Lectric XP Lite Review: Slimmer, Lighter, Annoying



Once it is folded up, it’s not comfortable to carry; the wheels don’t stay closed together (unlike the Montague M-E1) and the grab handle is tiny, so my knuckles bang against the metal frame. Yowch. It’s great that I can fold this ebike up and store it in my living room, but I just wish it was easier to manage. 


You can remove the battery from the Lectric XP Lite when it’s in its folded state, which is a nice perk if you don’t want to carry the bike inside. While you can charge the XP Lite without removing the battery, the charging port frustratingly sits on the inside of the frame when it’s folded, and it’s a tight fit to squeeze the charger into the port. You have to spread the ebike open a little to make some room, which seems like a silly design flaw. 

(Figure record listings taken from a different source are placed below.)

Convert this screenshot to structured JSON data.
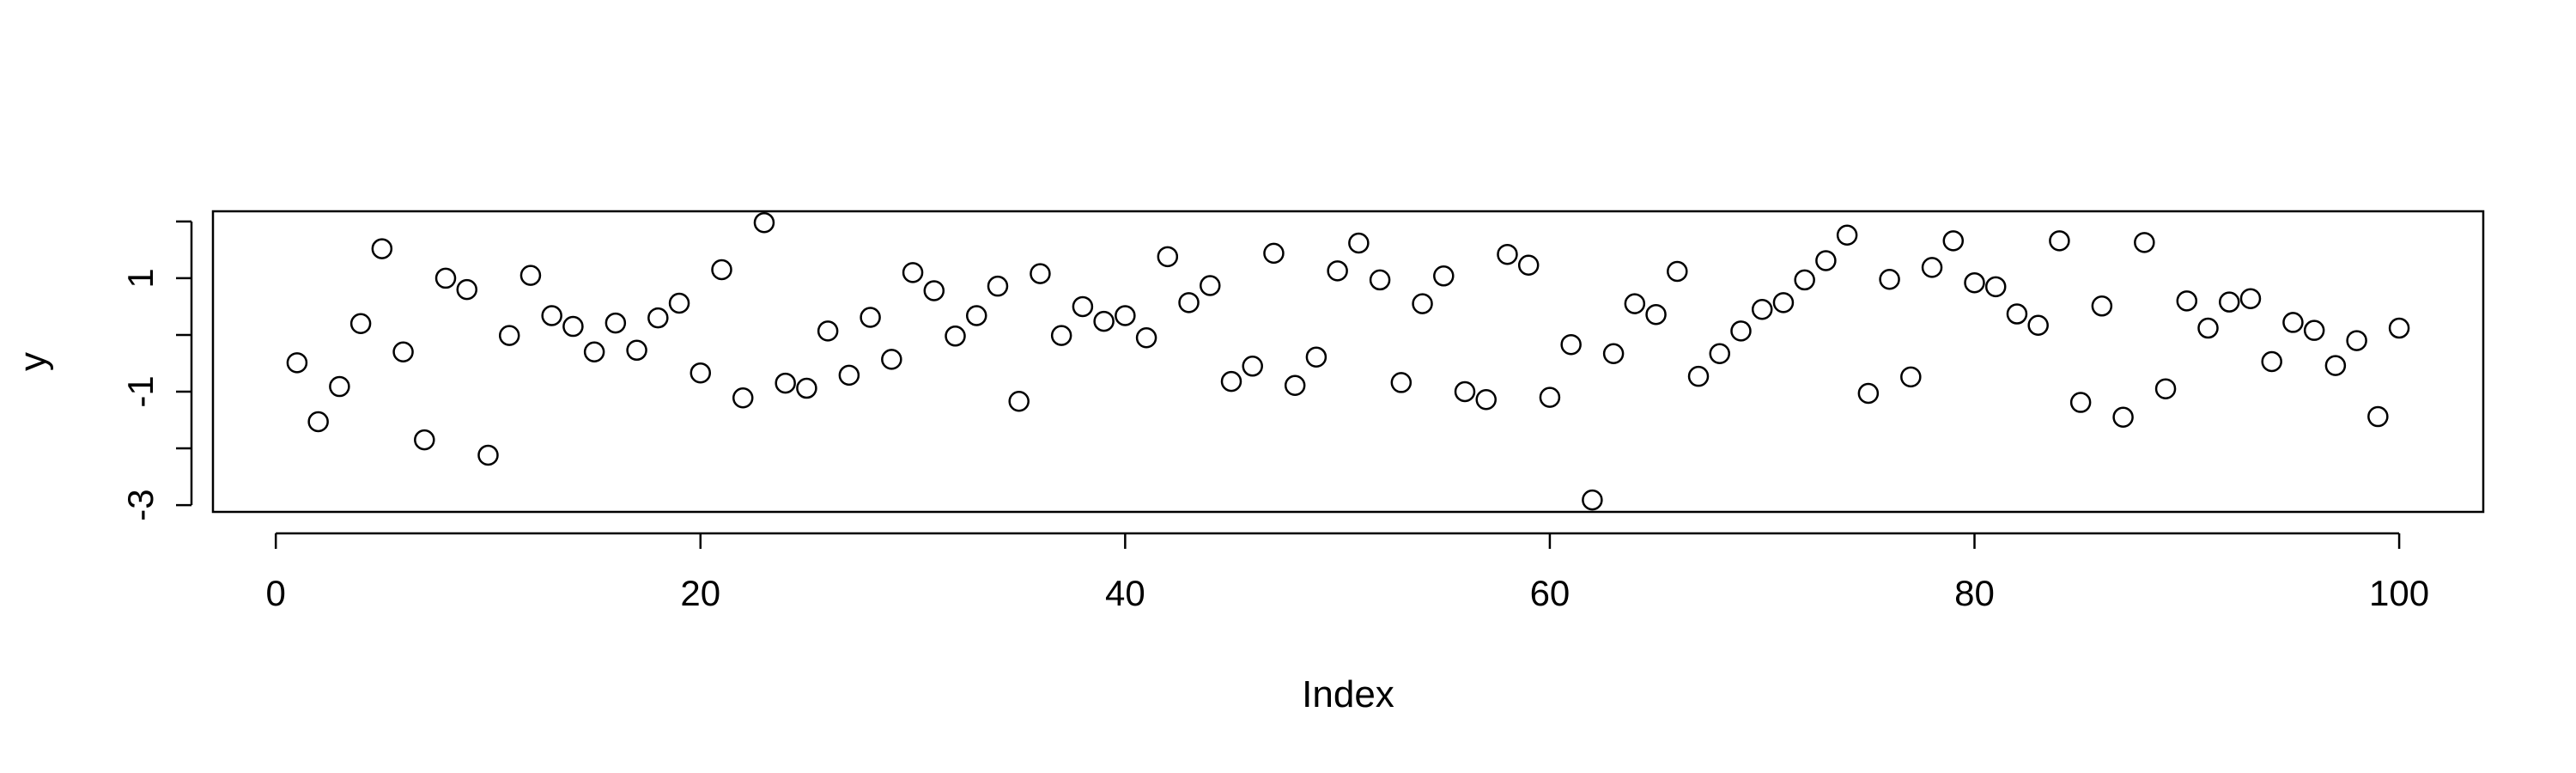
{
  "chart_data": {
    "type": "scatter",
    "title": "",
    "xlabel": "Index",
    "ylabel": "y",
    "xlim": [
      -2.96,
      103.96
    ],
    "ylim": [
      -3.12,
      2.18
    ],
    "x_ticks": [
      0,
      20,
      40,
      60,
      80,
      100
    ],
    "x_tick_labels": [
      "0",
      "20",
      "40",
      "60",
      "80",
      "100"
    ],
    "y_ticks": [
      -3,
      -2,
      -1,
      0,
      1,
      2
    ],
    "y_tick_labels": [
      "-3",
      "",
      "-1",
      "",
      "1",
      ""
    ],
    "grid": false,
    "legend": "none",
    "marker": "open-circle",
    "x": [
      1,
      2,
      3,
      4,
      5,
      6,
      7,
      8,
      9,
      10,
      11,
      12,
      13,
      14,
      15,
      16,
      17,
      18,
      19,
      20,
      21,
      22,
      23,
      24,
      25,
      26,
      27,
      28,
      29,
      30,
      31,
      32,
      33,
      34,
      35,
      36,
      37,
      38,
      39,
      40,
      41,
      42,
      43,
      44,
      45,
      46,
      47,
      48,
      49,
      50,
      51,
      52,
      53,
      54,
      55,
      56,
      57,
      58,
      59,
      60,
      61,
      62,
      63,
      64,
      65,
      66,
      67,
      68,
      69,
      70,
      71,
      72,
      73,
      74,
      75,
      76,
      77,
      78,
      79,
      80,
      81,
      82,
      83,
      84,
      85,
      86,
      87,
      88,
      89,
      90,
      91,
      92,
      93,
      94,
      95,
      96,
      97,
      98,
      99,
      100
    ],
    "y": [
      -0.49,
      -1.53,
      -0.91,
      0.2,
      1.52,
      -0.3,
      -1.85,
      1.0,
      0.8,
      -2.12,
      -0.01,
      1.05,
      0.34,
      0.15,
      -0.3,
      0.21,
      -0.27,
      0.3,
      0.56,
      -0.67,
      1.15,
      -1.11,
      1.98,
      -0.85,
      -0.94,
      0.07,
      -0.71,
      0.31,
      -0.43,
      1.1,
      0.78,
      -0.02,
      0.34,
      0.86,
      -1.17,
      1.08,
      -0.01,
      0.5,
      0.24,
      0.34,
      -0.05,
      1.38,
      0.57,
      0.87,
      -0.82,
      -0.55,
      1.44,
      -0.89,
      -0.39,
      1.13,
      1.62,
      0.97,
      -0.84,
      0.55,
      1.04,
      -1.0,
      -1.14,
      1.42,
      1.23,
      -1.1,
      -0.17,
      -2.91,
      -0.33,
      0.55,
      0.36,
      1.12,
      -0.73,
      -0.33,
      0.07,
      0.45,
      0.57,
      0.97,
      1.31,
      1.76,
      -1.03,
      0.98,
      -0.74,
      1.19,
      1.66,
      0.92,
      0.85,
      0.37,
      0.17,
      1.66,
      -1.19,
      0.51,
      -1.45,
      1.63,
      -0.95,
      0.6,
      0.12,
      0.58,
      0.64,
      -0.47,
      0.22,
      0.08,
      -0.54,
      -0.1,
      -1.44,
      0.12
    ]
  }
}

The company still has a physical key you need to insert into the underside of the bike to turn the battery on, though you start the ebike with the power button on the handlebar. I don’t mind having a key—it makes me feel like I’m about to rev up a motorbike, like Captain America—it’s just so not cool hunting for the spot to insert the key, hunched down and looking up at the underside of the frame like some sort of street goblin.  

Fat Tires


The riding experience isn’t complicated at all because the Lite is a single-speed ebike. You don’t have to worry about the derailleur locking up or having to switch gears, just choose the level of pedal assistance you want (one through five) and ride. There’s also a throttle in case you want to make things even easier. 

There’s no suspension here, but I didn’t mind. The fat tires, which aren’t as fat as on the Lectric XP, are still thick enough to absorb those bumps and dents in the road, so I never felt uncomfortable, even on some truly awful roads here in Brooklyn. Just make sure to get some fenders if you plan on riding in wet conditions. (You shouldn’t ride it in the rain, but the components are IP65 water-resistant, so it can handle some splashes.)  

Lectric uses a 300-W rear hub motor, and the same flaw I’ve seen on nearly all rear hub motors still exists: The motor keeps running for a few seconds even after you stop pedaling. It’s easy to get the hang of, but you just need to be aware of it so you can hit the brakes at the right time. Speaking of, I’ve had no trouble coming to a full stop on this thing. The brakes are pretty reliable. 


That might be because it doesn’t go very fast. I cruised at 16 to 20 miles per hour on the original Lectric, but I usually went about 13 mph on the XP Lite at level three pedal assistance. You can probably get to 16 or 17 miles per hour at its fastest speed setting, but that will drain the battery really fast. At level three, which was zero effort on the original Lectric, the Lite will make you feel a tingling in your quads as you pedal and your heart rate will go up, especially uphill. It’s just not as powerful, so don’t expect a sweaty-less ride. Unless you just set it to level four or five, but then you’ll be quite conscious of the battery.